Step 5. Place the kneaded dough in a greased bowl, cover with a damp kitchen towel, and let rise in a warm place for 60-75 minutes until doubled in size. Punch down the dough gently, then shape into a loaf by flattening into a rectangle and rolling tightly from one short end. Place seam-side down in a greased 9×5 inch loaf pan.
Step 6. Cover the shaped loaf and let rise again for 45-60 minutes until the dough crowns about 1 inch above the rim of the pan. Preheat your oven to 375°F during the last 15 minutes of rising. Bake for 35-40 minutes until the crust is golden brown and the internal temperature reaches 190°F.
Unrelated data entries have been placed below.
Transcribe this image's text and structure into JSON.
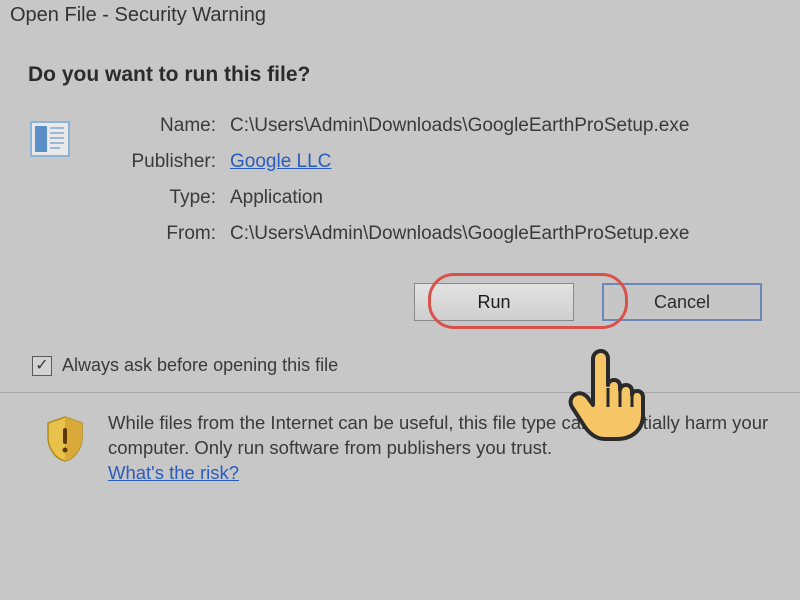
{
  "title": "Open File - Security Warning",
  "question": "Do you want to run this file?",
  "fields": {
    "name_label": "Name:",
    "name_value": "C:\\Users\\Admin\\Downloads\\GoogleEarthProSetup.exe",
    "publisher_label": "Publisher:",
    "publisher_value": "Google LLC",
    "type_label": "Type:",
    "type_value": "Application",
    "from_label": "From:",
    "from_value": "C:\\Users\\Admin\\Downloads\\GoogleEarthProSetup.exe"
  },
  "buttons": {
    "run": "Run",
    "cancel": "Cancel"
  },
  "checkbox": {
    "label": "Always ask before opening this file",
    "checked": true
  },
  "warning": {
    "text": "While files from the Internet can be useful, this file type can potentially harm your computer. Only run software from publishers you trust.",
    "risk_link": "What's the risk?"
  }
}
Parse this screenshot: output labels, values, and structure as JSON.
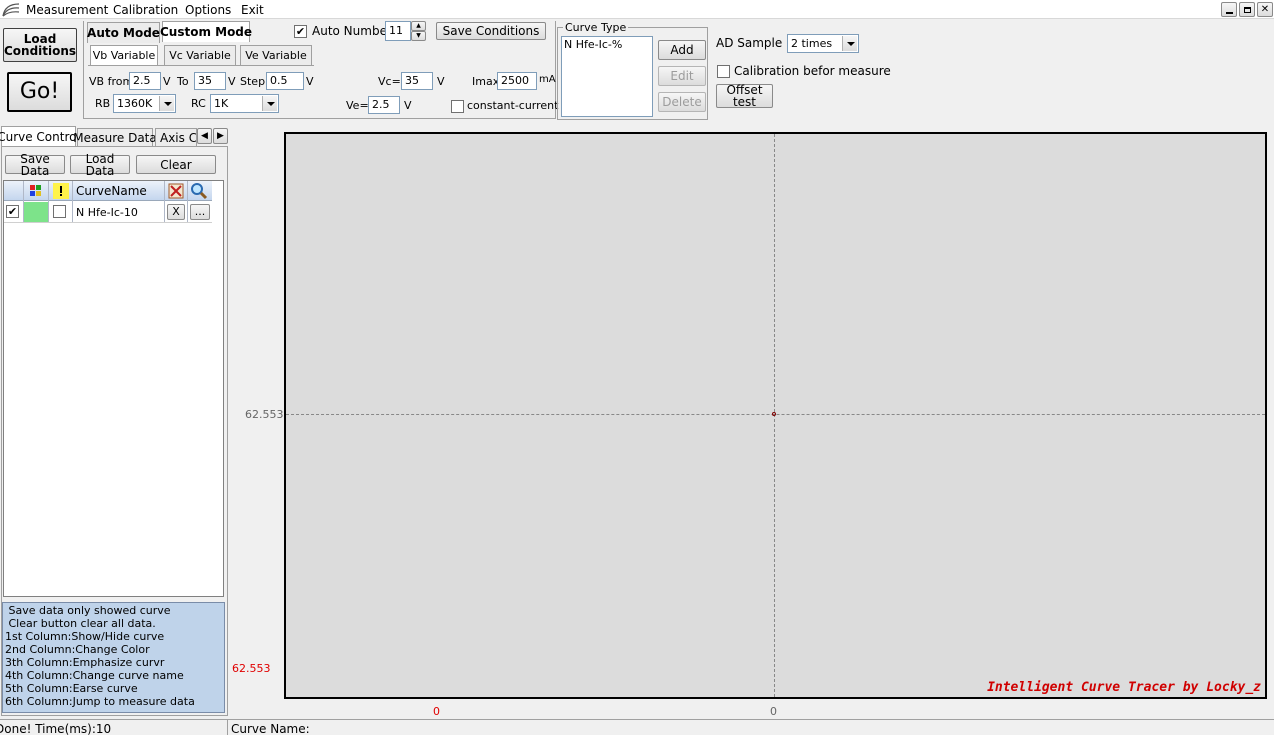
{
  "menu": {
    "items": [
      "Measurement",
      "Calibration",
      "Options",
      "Exit"
    ]
  },
  "left_buttons": {
    "load": "Load Conditions",
    "go": "Go!"
  },
  "mode_tabs": [
    "Auto Mode",
    "Custom Mode"
  ],
  "var_tabs": [
    "Vb Variable",
    "Vc Variable",
    "Ve Variable"
  ],
  "params": {
    "vb_from_label": "VB from",
    "vb_from": "2.5",
    "v": "V",
    "to_label": "To",
    "to": "35",
    "step_label": "Step",
    "step": "0.5",
    "rb_label": "RB",
    "rb": "1360K",
    "rc_label": "RC",
    "rc": "1K",
    "vc_label": "Vc=",
    "vc": "35",
    "ve_label": "Ve=",
    "ve": "2.5",
    "imax_label": "Imax",
    "imax": "2500",
    "ma": "mA",
    "constant_current": "constant-current"
  },
  "auto_number": {
    "label": "Auto Number",
    "value": "11"
  },
  "save_conditions": "Save Conditions",
  "curve_type": {
    "title": "Curve Type",
    "items": [
      "N Hfe-Ic-%"
    ],
    "add": "Add",
    "edit": "Edit",
    "delete": "Delete"
  },
  "ad_sample": {
    "label": "AD Sample",
    "value": "2 times"
  },
  "calibration_label": "Calibration befor measure",
  "offset_test": "Offset test",
  "side_tabs": [
    "Curve Control",
    "Measure Data",
    "Axis Co"
  ],
  "curve_buttons": {
    "save": "Save Data",
    "load": "Load Data",
    "clear": "Clear"
  },
  "table": {
    "header_name": "CurveName",
    "rows": [
      {
        "name": "N Hfe-Ic-10",
        "color": "#7de38a",
        "x": "X",
        "more": "..."
      }
    ]
  },
  "help_lines": [
    " Save data only showed curve",
    " Clear button clear all data.",
    "1st Column:Show/Hide curve",
    "2nd Column:Change Color",
    "3th Column:Emphasize curvr",
    "4th Column:Change curve name",
    "5th Column:Earse curve",
    "6th Column:Jump to measure data"
  ],
  "plot": {
    "y_mid": "62.553",
    "y_min": "62.553",
    "x_min": "0",
    "x_mid": "0",
    "watermark": "Intelligent Curve Tracer by Locky_z"
  },
  "status": {
    "left": "Done!  Time(ms):10",
    "right": "Curve Name:"
  },
  "colors": {
    "help_bg": "#bfd3ea",
    "plot_bg": "#dcdcdc",
    "axis_red": "#e00000",
    "watermark": "#d00000"
  }
}
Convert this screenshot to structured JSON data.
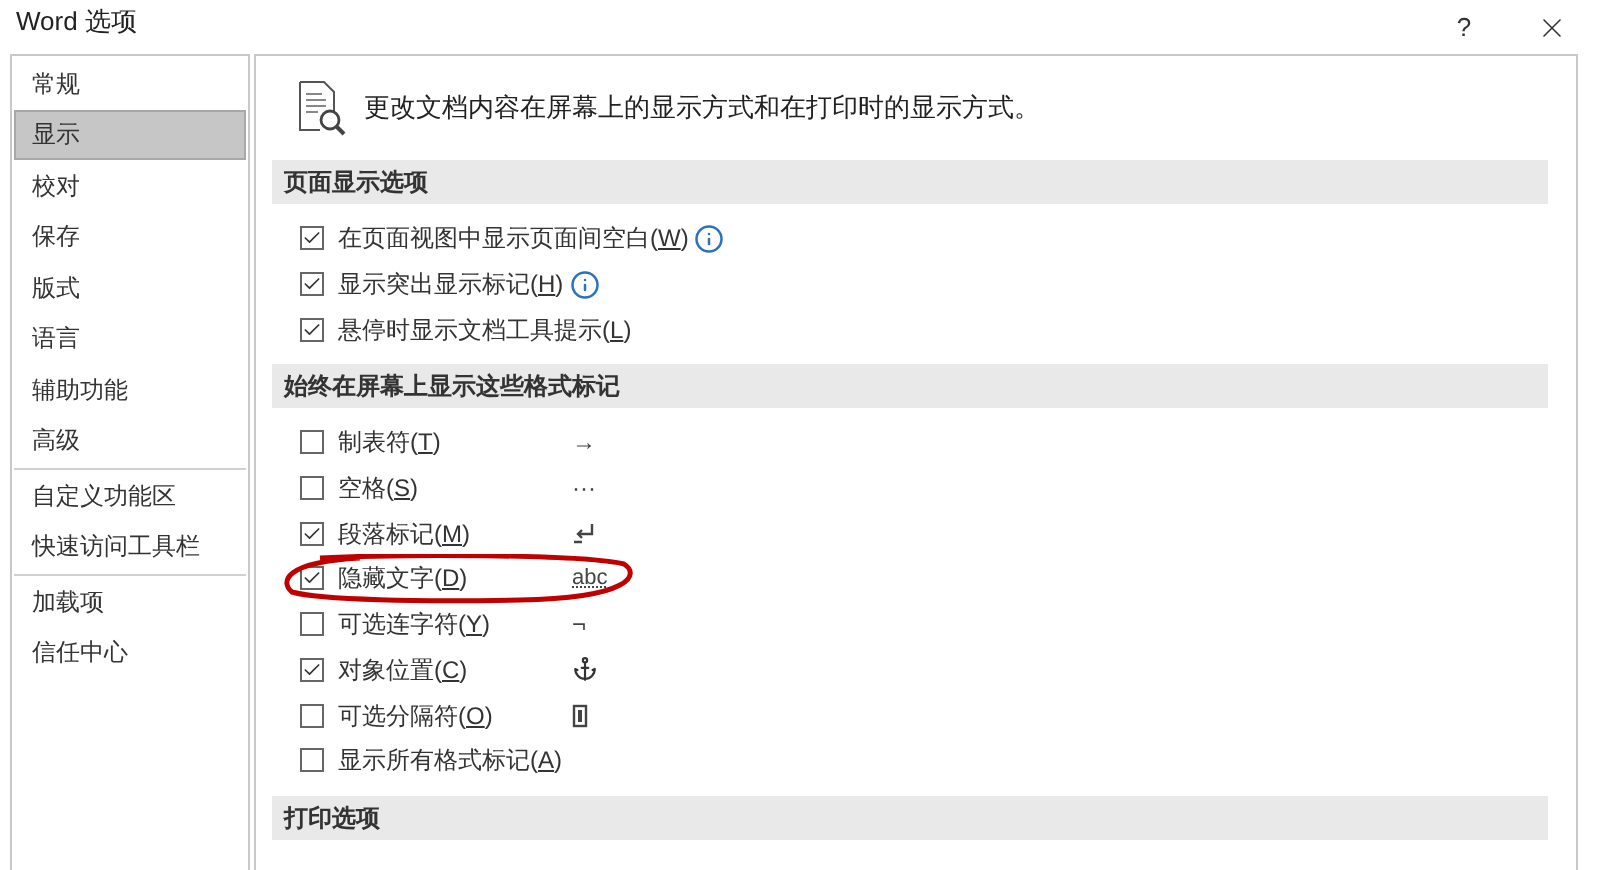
{
  "window": {
    "title": "Word 选项",
    "help": "?"
  },
  "sidebar": {
    "items": [
      {
        "label": "常规",
        "selected": false
      },
      {
        "label": "显示",
        "selected": true
      },
      {
        "label": "校对",
        "selected": false
      },
      {
        "label": "保存",
        "selected": false
      },
      {
        "label": "版式",
        "selected": false
      },
      {
        "label": "语言",
        "selected": false
      },
      {
        "label": "辅助功能",
        "selected": false
      },
      {
        "label": "高级",
        "selected": false,
        "divider_after": true
      },
      {
        "label": "自定义功能区",
        "selected": false
      },
      {
        "label": "快速访问工具栏",
        "selected": false,
        "divider_after": true
      },
      {
        "label": "加载项",
        "selected": false
      },
      {
        "label": "信任中心",
        "selected": false
      }
    ]
  },
  "header": "更改文档内容在屏幕上的显示方式和在打印时的显示方式。",
  "sections": [
    {
      "title": "页面显示选项",
      "options": [
        {
          "label": "在页面视图中显示页面间空白(W)",
          "checked": true,
          "info": true
        },
        {
          "label": "显示突出显示标记(H)",
          "checked": true,
          "info": true
        },
        {
          "label": "悬停时显示文档工具提示(L)",
          "checked": true,
          "info": false
        }
      ]
    },
    {
      "title": "始终在屏幕上显示这些格式标记",
      "options": [
        {
          "label": "制表符(T)",
          "checked": false,
          "kind": "text",
          "symbol": "→"
        },
        {
          "label": "空格(S)",
          "checked": false,
          "kind": "text",
          "symbol": "···"
        },
        {
          "label": "段落标记(M)",
          "checked": true,
          "kind": "paragraph"
        },
        {
          "label": "隐藏文字(D)",
          "checked": true,
          "kind": "hidden",
          "symbol": "abc",
          "circled": true
        },
        {
          "label": "可选连字符(Y)",
          "checked": false,
          "kind": "text",
          "symbol": "¬"
        },
        {
          "label": "对象位置(C)",
          "checked": true,
          "kind": "anchor"
        },
        {
          "label": "可选分隔符(O)",
          "checked": false,
          "kind": "separator"
        },
        {
          "label": "显示所有格式标记(A)",
          "checked": false,
          "kind": "none"
        }
      ]
    },
    {
      "title": "打印选项"
    }
  ]
}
Step 7. Cool completely on a wire rack before slicing — this takes about 2 hours but is crucial for proper texture. Once cooled, slice with a sharp serrated knife. Store in an airtight container at room temperature for up to 5 days, or freeze slices for up to 3 months. For best freshness, consume within 3-4 days as this contains no synthetic preservatives.
Storage
Store in an airtight container at room temperature for up to 5 days. Without preservatives, this bread has a shorter shelf life than commercial versions. Freeze individual slices for longer storage up to 3 months.
Cost Comparison
Cost per serving (homemade)$0.13
Cost per serving (store-bought)$0.42
Savings69%
Higher upfront cost for quality organic ingredients, but massive per-slice savings. Most ingredients last many loaves, making the true cost very low after initial investment.